2. **Prepare the API input**:
- If the input is a local file, base64-encode the file contents and send
a `data:<MIME_TYPE>;base64,<BASE64_IMAGE>` value in `image_url`.
- If the input is an HTTP(S) image URL, pass that URL directly in
`image_url` without base64-encoding it yourself.
3. **Call the Chompute API** using the contract below. Use whatever HTTP
method is available in the environment (curl, python, node, etc.).
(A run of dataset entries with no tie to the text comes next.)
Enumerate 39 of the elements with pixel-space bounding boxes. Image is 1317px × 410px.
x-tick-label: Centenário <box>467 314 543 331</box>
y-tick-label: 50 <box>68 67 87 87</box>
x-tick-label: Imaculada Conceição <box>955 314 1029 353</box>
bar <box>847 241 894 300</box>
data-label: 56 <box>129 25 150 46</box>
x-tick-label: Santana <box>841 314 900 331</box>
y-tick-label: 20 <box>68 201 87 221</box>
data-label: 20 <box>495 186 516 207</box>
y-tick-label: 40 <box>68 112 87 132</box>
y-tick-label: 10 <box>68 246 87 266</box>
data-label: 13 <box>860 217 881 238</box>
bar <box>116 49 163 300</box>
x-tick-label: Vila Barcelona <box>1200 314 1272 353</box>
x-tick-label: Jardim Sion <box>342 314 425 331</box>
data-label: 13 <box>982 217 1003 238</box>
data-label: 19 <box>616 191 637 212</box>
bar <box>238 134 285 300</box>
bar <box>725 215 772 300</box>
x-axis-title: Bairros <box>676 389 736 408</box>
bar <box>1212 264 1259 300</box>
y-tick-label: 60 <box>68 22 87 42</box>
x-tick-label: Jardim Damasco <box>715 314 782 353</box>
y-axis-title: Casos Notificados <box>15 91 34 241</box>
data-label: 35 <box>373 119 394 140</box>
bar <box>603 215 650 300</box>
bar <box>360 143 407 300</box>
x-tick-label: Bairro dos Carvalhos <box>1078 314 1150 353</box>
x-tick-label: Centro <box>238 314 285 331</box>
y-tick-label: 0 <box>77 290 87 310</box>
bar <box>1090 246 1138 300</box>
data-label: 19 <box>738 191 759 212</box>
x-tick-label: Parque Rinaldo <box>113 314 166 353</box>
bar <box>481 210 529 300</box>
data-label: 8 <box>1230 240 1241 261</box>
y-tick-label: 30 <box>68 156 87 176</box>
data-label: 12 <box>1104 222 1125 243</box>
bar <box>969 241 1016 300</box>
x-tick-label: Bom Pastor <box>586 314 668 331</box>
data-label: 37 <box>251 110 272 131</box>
4. **Parse the response.** On success, read the JSON in `output_text`
and extract the LPR results.
- `results` is a list of detections
- each result can include:
- `detection.bbox`
- `detection.confidence`
- `detection.label`
- `ocr.text`
- `ocr.confidence`
- `ocr.char_confidences`
- `lpr_model_config` contains model metadata
5. **Present the result clearly** to the user:
- Do NOT say things like "the chompute-lpr skill found..." or otherwise
make the summary sound like a tool log
- Start with a natural summary in plain English
- If one plate is found, say: `I found 1 license plate in the image. The
plate reads <TEXT>.`
- If multiple plates are found, say how many were detected and list the
detected plate texts that have non-empty OCR values
- If OCR text is missing for a detection, mention that a plate was detected
but the text could not be read confidently
- If `results` is empty, say: `I did not detect any license plate in this
image.`
- After the short summary, add a short non-technical explanation section
called `What this means:`
- In `What this means:`, include 2-4 short bullets, depending on what is
available:
- `Plate text: <TEXT>`
- `OCR confidence: <PERCENT>%`
- `Detection confidence: <PERCENT>%`
- `Location in image: <plain English location if it can be inferred from the bbox, such as center-right or lower-left>`
- Round confidence values to a friendly percentage format before showing
them to the user
- Keep the explanation concise and user-friendly; assume the reader is not
technical
- Then add a short label: `Technical details (JSON):`
- Only after that label, provide the structured JSON result in a code block
- Do NOT put the raw JSON immediately after the first sentence with no
explanation
6. **On error**, show the error details to the user. If the API returns
401, tell the user their Access Key may be invalid or expired and direct
them to https://chompute.ai to check their account.
## API Contract
### Request
```
POST https://chompute-services.dragonfruit.ai/openai/v1/responses
Content-Type: application/json
Authorization: Bearer <API_KEY>
```
Body:
```json
{
"model": "license-plate-recognition",
"input": [
{
"role": "user",
"content": [
{
"type": "input_text",
"text": "Use the license plate recognition skill on this image."
},
{
"type": "input_image",
"image_url": "<IMAGE_SOURCE>"
}
]
}
]
}
```
Where `<IMAGE_SOURCE>` is either:
- `data:<MIME_TYPE>;base64,<BASE64_IMAGE>` for a local file, or
- a direct HTTP(S) image URL
### Response
The response JSON contains `output_text`, which is a JSON string representing
the LPR result.
Example (truncated):
```json
{
"output_text": "{\n \"lpr_model_config\": {\"detector_size\": 384},\n \"results\": [{\"detection\": {\"bbox\": [787, 383, 863, 440], \"confidence\": 0.30, \"label\": \"license_plate\"}, \"ocr\": {\"text\": \"AXWV973\", \"confidence\": 0.99, \"char_confidences\": [0.99, 0.99]}}]\n}"
}
```
Parse `output_text` as JSON before presenting the final result.